On March 2, 1987, three superstars - two of them huge on the country charts, the third best known for her work in pop but with a history of bouncing from one musical genre to the next - released their first album as a threesome, giving it a title that instantly informed consumers just how many individuals were in the group: Trio.
The mutual admiration society between Dolly Parton, Emmylou Harris, and Linda Ronstadt stretched back more than a decade before they finally managed to enter the studio to record an album together. Indeed, they’d taken a shot at trying to do such an album in the ‘70s, even recording a few songs here and there, but things got problematic because all three of them were on different record labels. As a result, some of the songs managed to make it onto their individual albums, but that’s as far as it got at the time.
Having mentioned this, we know you’re probably curious, so if you’d like to check out some of those tracks, here’s where to find them:
“Even Cowgirls Get the Blues” (Emmylou Harris, Blue Kentucky Girl, 1979)
“Evangeline” and “Mr. Sandman” (Emmylou Harris, Evangeline, 1981)
“My Blue Tears” (Linda Ronstadt, Get Closer, 1982)
“Palms of Victory” (Emmylou Harris, Songbird: Rare Tracks and Forgotten Gems, 2007)
Mind you, there are plenty of other occasions where one of them covered a song by one of the others, and there were also instances where two of the three worked together, like when Emmylou joined Linda to cover Hank Williams’ “I Can’t Help It (If I’m Still in Love with You” for Linda’s 1974 album Heart Like a Wheel, or when Dolly joined Linda for a cover of “I Will Never Marry” for Linda’s 1977 album Simple Dreams.
It took until January 1986, however, for all three of them to find their way into the studio and finally begin recording the album that would become Trio.
Produced by George Massenburg and recorded variously at Ocean Way Recording in Hollywood, Woodland Studios in Nashville, and The Complex in West Los Angeles, Trio featured a unique mixture of songs, most of which were covers. In addition to a version of “To Know Him is to Love Him,” by Phil Spector’s early group The Teddybears, the threesome also tacked tunes by Jimmie Rodgers (“Hobo’s Meditation”), Linda Thompson (“Telling Me Lies”), and Kate McGarrigle (“I’ve Had Enough”), among others, and the album closes with two traditional tunes: “Rosewood Casket” and “Farther Along.”
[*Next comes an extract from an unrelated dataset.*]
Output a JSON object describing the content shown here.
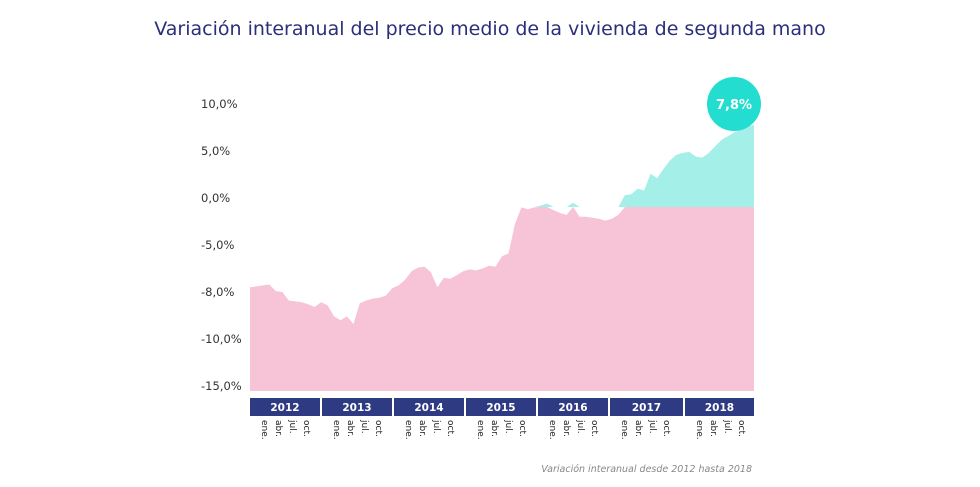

The critical reaction was as positive as you’d expect from an album by three of the most acclaimed pop artists of their era, and the album performed extremely well on the charts, too: in addition to the anticipated topping of the Billboard country albums chart, it also hit No. 6 on the Billboard 200. Unsurprisingly, it also provided the group with a whole lot of country airplay, delivering four Top 10 singles: “To Know Him is to Love Him” topped the chart, “Telling Me Lies” hit No. 3, “Those Memories of You” climbed to No. 5, and “Wildflowers” found its way to No. 6. Beyond that, the album won the Grammy for Best Country Performance by a Duo or Group with Vocal, and it was also nominated for Album of the Year, with “Telling Me Lies” nominated for Best Country Song.
Alas, it would be another dozen years before the world was privy to the sequel album, Trio II, which was released in 1999, but what’s most annoying about the album is that it was actually recorded in 1994 because...
Ah, but that’s a story for another time. For now, just listen to the first Trio album. It’s got plenty of wonderful tunes to hold you over ‘til we get around to telling the Trio II tale.